Mary Sobol, Dongping Ma, Thomas Yeager, Dan Simpson, Troy Good, David Liu, James J. Cali
Promega Corp., Madison, WI, USA
We have developed three distinct luminogenic substrates for measuring the enzyme activity of CYP3A4, the principal drug-metabolizing cytochrome P450 (CYP) in the liver and small intestine. The substrates are luciferin derivatives used with the luciferase based P450-Glo™ technology. Factors that influence the choice of substrate include CYP enzyme selectivity, DMSO sensitivity and source of CYP3A4 (microsomes vs. cells).

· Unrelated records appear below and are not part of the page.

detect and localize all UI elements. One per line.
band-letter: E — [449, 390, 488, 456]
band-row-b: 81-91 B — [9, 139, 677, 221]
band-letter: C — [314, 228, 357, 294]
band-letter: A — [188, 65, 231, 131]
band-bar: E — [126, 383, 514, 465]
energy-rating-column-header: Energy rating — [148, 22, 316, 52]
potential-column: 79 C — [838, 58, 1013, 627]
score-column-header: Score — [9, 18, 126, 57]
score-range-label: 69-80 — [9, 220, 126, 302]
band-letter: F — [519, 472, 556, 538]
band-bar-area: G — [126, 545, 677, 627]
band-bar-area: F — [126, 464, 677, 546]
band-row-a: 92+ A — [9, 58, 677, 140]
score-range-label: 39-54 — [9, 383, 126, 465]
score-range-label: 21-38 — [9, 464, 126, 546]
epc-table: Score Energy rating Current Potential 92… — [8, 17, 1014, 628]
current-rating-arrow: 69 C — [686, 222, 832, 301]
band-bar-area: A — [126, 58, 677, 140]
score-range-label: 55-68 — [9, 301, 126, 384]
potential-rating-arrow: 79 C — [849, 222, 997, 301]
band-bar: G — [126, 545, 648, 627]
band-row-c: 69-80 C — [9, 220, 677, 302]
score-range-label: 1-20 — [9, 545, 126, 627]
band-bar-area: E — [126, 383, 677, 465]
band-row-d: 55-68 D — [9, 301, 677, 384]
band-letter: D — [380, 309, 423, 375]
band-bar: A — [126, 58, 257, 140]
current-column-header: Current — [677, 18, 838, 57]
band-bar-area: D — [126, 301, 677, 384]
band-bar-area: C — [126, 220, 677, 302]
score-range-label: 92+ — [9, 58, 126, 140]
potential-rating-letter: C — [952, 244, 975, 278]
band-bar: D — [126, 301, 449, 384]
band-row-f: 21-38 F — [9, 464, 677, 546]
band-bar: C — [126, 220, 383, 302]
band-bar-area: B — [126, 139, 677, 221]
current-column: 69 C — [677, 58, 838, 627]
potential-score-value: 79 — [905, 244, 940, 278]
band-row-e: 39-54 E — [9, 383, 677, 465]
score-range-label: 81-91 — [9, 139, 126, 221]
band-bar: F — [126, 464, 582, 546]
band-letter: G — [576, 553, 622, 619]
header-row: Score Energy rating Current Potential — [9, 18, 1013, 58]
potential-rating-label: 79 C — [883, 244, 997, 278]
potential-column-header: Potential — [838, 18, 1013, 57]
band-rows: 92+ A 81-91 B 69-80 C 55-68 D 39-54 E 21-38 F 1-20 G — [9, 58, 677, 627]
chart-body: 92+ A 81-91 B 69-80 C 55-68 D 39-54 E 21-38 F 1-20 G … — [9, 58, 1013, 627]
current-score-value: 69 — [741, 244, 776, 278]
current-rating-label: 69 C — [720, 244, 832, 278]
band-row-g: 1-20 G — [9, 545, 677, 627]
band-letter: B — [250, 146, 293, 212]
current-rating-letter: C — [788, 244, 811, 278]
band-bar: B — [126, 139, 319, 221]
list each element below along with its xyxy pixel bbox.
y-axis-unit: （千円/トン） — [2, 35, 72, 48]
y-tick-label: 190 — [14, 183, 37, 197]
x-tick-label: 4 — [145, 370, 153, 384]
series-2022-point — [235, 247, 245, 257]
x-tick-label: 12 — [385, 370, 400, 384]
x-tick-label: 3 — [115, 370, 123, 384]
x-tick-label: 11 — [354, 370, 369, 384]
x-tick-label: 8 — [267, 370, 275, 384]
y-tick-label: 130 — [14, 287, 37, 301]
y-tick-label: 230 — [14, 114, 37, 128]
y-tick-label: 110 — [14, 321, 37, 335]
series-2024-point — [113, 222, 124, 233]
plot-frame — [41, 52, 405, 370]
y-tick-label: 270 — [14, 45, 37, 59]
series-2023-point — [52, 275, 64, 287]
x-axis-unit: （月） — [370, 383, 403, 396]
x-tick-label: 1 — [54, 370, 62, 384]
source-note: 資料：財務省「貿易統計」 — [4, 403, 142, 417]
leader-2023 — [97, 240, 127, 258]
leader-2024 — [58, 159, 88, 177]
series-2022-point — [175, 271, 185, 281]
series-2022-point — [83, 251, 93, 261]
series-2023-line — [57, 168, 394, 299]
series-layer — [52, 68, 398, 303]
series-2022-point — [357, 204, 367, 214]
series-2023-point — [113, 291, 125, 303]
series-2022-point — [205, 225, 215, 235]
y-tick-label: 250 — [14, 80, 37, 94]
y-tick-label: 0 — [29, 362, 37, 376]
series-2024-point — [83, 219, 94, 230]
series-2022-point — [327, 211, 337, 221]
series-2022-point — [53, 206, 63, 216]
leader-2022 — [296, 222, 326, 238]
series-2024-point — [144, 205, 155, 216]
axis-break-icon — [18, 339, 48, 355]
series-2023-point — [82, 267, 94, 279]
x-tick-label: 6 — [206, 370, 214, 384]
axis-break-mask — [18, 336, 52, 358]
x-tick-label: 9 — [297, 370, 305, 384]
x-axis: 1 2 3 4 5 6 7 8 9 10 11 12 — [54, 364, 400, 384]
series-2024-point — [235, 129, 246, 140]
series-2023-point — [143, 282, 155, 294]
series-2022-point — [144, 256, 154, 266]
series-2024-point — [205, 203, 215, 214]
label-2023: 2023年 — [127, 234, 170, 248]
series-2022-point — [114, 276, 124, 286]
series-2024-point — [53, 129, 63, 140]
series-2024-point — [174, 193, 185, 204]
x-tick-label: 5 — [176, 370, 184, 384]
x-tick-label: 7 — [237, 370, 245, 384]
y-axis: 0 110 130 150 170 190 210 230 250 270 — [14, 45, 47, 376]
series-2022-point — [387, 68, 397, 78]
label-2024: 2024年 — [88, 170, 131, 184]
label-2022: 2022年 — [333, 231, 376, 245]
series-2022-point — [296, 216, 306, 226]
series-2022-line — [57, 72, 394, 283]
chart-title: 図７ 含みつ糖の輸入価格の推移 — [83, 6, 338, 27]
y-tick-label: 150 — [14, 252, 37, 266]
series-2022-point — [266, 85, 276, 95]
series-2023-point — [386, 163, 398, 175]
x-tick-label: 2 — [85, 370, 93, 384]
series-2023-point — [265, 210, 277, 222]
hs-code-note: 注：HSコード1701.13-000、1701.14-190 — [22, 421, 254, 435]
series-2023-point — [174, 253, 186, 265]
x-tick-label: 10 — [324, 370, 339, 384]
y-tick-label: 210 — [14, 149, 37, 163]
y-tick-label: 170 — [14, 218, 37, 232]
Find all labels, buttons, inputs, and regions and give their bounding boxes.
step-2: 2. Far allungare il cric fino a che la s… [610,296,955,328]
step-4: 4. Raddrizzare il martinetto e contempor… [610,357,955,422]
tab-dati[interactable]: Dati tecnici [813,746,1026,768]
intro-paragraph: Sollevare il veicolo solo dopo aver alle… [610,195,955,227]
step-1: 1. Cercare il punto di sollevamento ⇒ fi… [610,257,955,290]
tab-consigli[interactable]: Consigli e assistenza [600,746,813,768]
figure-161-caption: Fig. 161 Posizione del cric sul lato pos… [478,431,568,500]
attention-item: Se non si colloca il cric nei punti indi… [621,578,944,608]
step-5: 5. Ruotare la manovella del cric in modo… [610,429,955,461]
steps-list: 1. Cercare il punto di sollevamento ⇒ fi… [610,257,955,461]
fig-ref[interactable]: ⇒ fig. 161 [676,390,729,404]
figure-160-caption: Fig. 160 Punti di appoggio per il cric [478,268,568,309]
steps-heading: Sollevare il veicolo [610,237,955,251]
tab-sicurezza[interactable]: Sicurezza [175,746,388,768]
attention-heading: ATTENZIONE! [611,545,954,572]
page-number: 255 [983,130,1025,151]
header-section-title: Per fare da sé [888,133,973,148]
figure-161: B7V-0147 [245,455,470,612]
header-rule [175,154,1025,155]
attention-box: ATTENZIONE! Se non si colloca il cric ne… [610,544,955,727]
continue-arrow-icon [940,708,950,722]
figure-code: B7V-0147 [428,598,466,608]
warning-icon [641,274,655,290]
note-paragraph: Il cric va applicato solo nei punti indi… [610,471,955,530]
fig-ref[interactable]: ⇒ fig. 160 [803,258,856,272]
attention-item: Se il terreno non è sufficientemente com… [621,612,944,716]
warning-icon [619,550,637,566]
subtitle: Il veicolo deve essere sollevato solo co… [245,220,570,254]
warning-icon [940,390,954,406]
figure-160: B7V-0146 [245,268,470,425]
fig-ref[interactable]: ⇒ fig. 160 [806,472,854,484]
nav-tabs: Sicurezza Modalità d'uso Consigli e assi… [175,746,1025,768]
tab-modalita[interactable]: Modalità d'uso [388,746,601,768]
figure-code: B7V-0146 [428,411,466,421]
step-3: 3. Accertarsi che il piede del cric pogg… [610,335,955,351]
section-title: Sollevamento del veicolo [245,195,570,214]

The selectivity of each substrate for CYP enzymes is demonstrated in assays with recombinant CYPs. These microsome assays can utilize any of the three substrates for detecting inhibition and measuring IC50s. Assays of CYP3A4 from cultured cells use the substrates in a non-lytic approach that detects basal and induced CYP3A enzyme
activity in freshly isolated and cryopreserved hepatocytes and DPX-2 cells (a stable cell-line over-expressing the PXR nuclear receptor). The cell-based assays can be multiplexed with a cell viability assay to measure cytotoxicity of test compounds and for normalization of CYP activity measurements to cell number. These cell- and microsome-based assays are homogeneous and easily configured in high throughput multiwell formats to measure CYP gene induction or enzyme inhibition by new chemical entities.